The demands of the peasant insurgents did not differ fundamentally from those of the striking workers or the rebellious sailors of Kronstadt: equality, a just distribution (as opposed to the privileges of the party bosses that could be observed), acceptance of nationalized state industry, socialism in its broad sense - and soviet democracy in the spirit of 1917 - emerged as the basic principles popular in the countryside and the urban centers. The peasant uprisings and a number of strikes against the forced economy of the Bolsheviks should thus also be seen as a mode of “collective bargaining by riot” [3] with a foe with whom one shared certain fundamental values.

The Bolsheviks also gradually realized that they could not achieve their political goals solely by means of compulsion and violence. In view of the general hardship and destruction, in many questions they were compelled to yield to popular pressure. This related to the need to restore commerce. The requisitions were replaced by a tax on natural produce. The often terrible anti-kulak campaigns were halted. The widespread program of forced labor and work armies was abandoned. It was important for political legitimacy to grant the soviets greater latitude again. In the meantime, all the competing socialist parties had been ousted from the soviets. Many of their members were behind bars or had emigrated.

Given the array of different currents in the party in 1921/22, it cannot be unambiguously determined whether the concessions were only tactical in nature or derived from basic realizations. Yet the ban on factions and adherence to a political monopoly of the Bolsheviks, proclaimed at the 10th party congress in 1921 - “dictatorship of the proletariat and the poor peasantry” in Bolshevik parlance - made it clear to the population who was in charge.

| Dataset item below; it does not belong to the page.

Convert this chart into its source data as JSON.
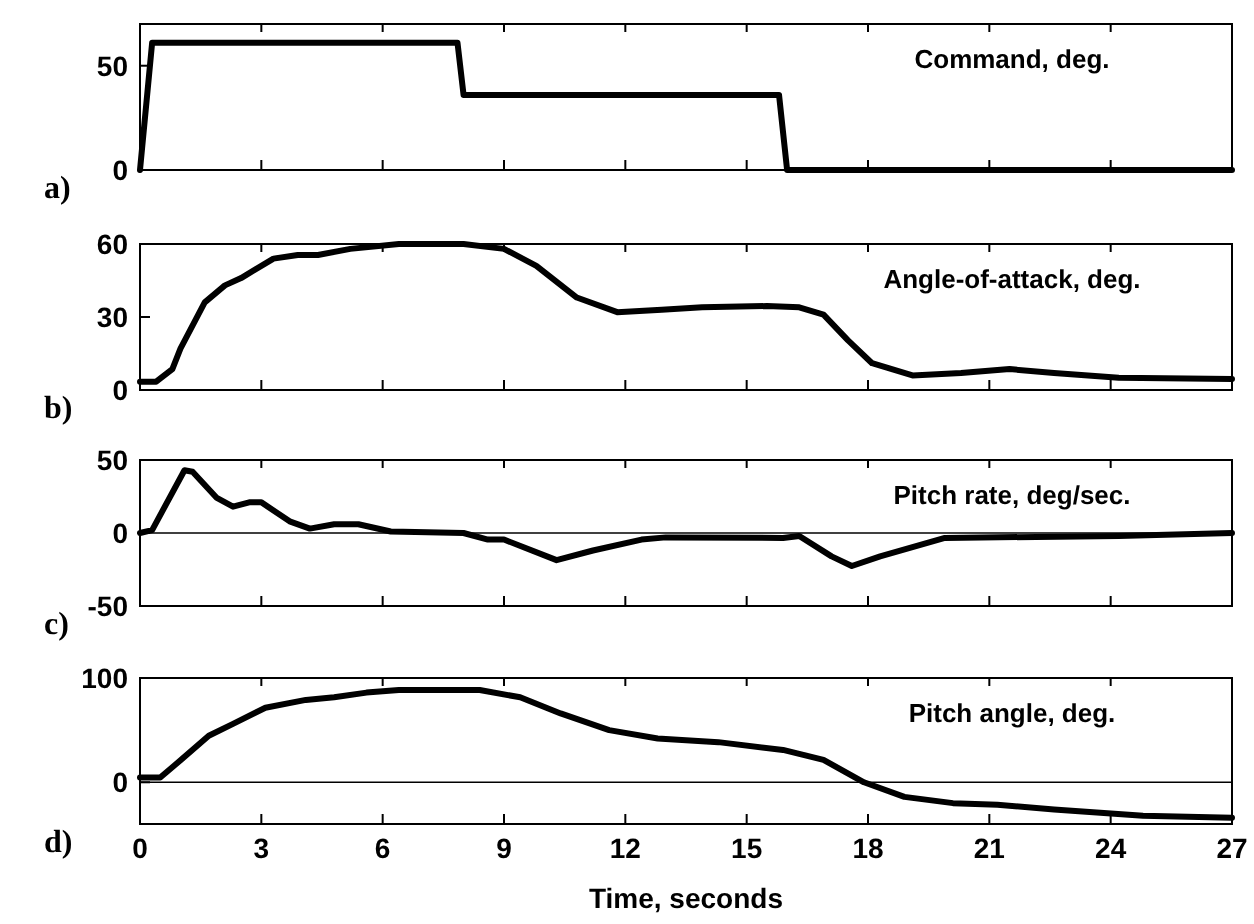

In Western Europe, the end of World War One did not lead to a fundamental destabilization of the state. However, in Eastern Europe the Paris Agreements did not bring about a satisfactory solution. The struggle for national statehood determined the armed conflicts from Finland to Turkey (and the Near East). A very specific combination of class struggle, namely proletarian internationalism as a new variant of imperialist thinking, and national state-building was implemented in Russia. The most important actors on this stage, the Bolsheviks, did not have the primary goal of building a new state or empire. Yet in the process they became the blood-soaked architects of a new species of statehood.

The institutional arrangements that crystallized during the Civil War were quite original. There was a new type of party: as a supranational, non-propertied yet nonetheless ruling political class. It governed the new empire dictatorially, holding it together. This permitted organizing the state as a union of republics, that is, prospective nation-states. By contrast, the party had to remain “international.” It proved itself as an alterable multifunctional organization. The party governed the country after a fashion. Despite changes in the profile of its personnel, politics and mentality, and the ever shifting tasks it was confronted with, it remained the backbone of the empire. It is difficult to determine the degree to which it was bolstered in this venture by its ideal convictions and ultimate goals, and to what extent with the outbreak of the Civil War it was driven solely by an insatiable hunger for power. That is particularly evident in the discussions about the significance of violence. There is no doubt that it remained constitutive for Bolshevik rule. The party had learned that political aims could be achieved by violence against a “backward,” recalcitrant population; it had determined that progress could only be realized by exercising brute force. Here, in a highly specific manner, the exercise of violence and a fundamentalist-radical variant of enlightenment joined hands.